Figure 5.

The levels of NET release regulate the conversion of NDGs to LDGs upon M. tuberculosis infection. NDGs were isolated from healthy controls, and either untreated or pretreated with TPEN (10 μM) or PMA (20 nM) for 30 min, followed by infection with M. tuberculosis (Mtb) for 2 h at the MOI of 5. (A) The release of NETs was detected by immunofluorescence staining. Nuclei were stained with DAPI (blue), and MPO (green) was detected with specific antibody.
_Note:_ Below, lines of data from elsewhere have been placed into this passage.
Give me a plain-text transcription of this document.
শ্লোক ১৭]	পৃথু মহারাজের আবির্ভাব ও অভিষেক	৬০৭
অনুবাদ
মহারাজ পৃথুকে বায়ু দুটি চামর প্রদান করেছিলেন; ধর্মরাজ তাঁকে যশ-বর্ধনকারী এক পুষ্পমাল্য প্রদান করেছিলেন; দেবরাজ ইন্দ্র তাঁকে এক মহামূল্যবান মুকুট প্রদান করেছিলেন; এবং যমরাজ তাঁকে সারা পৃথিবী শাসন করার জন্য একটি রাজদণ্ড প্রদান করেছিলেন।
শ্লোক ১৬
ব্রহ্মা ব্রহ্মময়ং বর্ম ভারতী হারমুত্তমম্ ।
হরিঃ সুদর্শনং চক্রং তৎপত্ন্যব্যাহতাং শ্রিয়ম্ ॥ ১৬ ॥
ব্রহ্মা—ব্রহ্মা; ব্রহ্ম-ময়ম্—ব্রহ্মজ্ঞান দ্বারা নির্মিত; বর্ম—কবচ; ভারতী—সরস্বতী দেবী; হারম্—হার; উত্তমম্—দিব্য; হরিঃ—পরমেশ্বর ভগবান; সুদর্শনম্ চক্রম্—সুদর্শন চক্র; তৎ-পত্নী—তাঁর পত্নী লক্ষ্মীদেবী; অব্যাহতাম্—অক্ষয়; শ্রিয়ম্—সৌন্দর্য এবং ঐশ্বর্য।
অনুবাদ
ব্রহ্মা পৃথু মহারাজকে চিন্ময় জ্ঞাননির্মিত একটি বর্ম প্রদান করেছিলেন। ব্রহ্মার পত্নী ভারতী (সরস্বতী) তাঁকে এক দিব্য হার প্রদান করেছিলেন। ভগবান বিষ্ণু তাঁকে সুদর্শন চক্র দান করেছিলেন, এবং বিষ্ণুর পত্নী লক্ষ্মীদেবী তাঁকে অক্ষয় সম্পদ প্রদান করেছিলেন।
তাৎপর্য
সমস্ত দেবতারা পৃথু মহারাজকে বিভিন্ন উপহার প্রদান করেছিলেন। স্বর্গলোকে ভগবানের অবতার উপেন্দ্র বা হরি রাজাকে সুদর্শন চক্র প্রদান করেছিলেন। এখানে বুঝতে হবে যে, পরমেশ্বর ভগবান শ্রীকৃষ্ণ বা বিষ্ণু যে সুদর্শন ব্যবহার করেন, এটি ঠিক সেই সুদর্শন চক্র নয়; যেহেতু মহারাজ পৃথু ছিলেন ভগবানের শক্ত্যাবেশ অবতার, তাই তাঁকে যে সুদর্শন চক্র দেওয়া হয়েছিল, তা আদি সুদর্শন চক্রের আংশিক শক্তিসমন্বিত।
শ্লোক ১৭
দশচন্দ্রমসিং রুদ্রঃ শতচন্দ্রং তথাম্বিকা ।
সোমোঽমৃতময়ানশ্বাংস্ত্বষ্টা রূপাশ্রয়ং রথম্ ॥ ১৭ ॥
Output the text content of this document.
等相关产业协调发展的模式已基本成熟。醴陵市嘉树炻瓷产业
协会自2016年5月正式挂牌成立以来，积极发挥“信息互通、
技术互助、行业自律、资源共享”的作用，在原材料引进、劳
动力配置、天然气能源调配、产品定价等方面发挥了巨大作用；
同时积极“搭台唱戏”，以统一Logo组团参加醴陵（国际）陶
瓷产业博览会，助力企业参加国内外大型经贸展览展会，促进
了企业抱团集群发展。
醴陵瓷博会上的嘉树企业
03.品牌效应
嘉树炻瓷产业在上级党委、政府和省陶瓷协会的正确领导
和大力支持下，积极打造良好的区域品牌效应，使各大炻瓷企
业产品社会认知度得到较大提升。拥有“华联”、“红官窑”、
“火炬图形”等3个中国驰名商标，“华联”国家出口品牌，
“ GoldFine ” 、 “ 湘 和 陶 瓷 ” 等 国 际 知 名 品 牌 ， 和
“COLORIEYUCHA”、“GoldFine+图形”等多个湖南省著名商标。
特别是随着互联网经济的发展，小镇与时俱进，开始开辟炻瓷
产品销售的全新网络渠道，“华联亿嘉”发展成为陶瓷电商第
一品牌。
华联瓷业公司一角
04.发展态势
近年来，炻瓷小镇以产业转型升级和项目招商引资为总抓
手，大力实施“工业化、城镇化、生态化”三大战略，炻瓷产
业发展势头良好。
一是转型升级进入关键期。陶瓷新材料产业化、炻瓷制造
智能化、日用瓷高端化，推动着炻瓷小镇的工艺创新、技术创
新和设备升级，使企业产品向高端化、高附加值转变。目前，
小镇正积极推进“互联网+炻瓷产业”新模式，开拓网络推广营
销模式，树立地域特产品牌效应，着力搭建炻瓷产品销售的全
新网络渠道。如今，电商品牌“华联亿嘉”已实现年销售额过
The dual-labeled immunofluorescence staining is shown as a merged figure at ×200. (B) The levels of cfDNA in the culture supernatant were determined by QuantiFluor dsDNA System, and results are expressed as mean ± SD of at least three independent experiments. (C) Neutrophils were washed three times and resuspended in 3 ml of sterile saline, and then added into 3 ml of freshly collected autologous whole blood. PBMCs in this mixture and a proportion of untreated autologous peripheral blood were immediately isolated by Ficoll density gradient centrifugation. LDGs in these PBMCs were identified as CD14^low CD15⁺ cells and counted by FCM. The number of LDGs in these mixtures was calculated by subtracting the number of LDGs in the untreated blood with LDGs in the mixture. The results are expressed as mean ± SD of at least three independent experiments, and the statistical significance was determined by one-way ANOVA followed by post hoc test (*p < 0.05).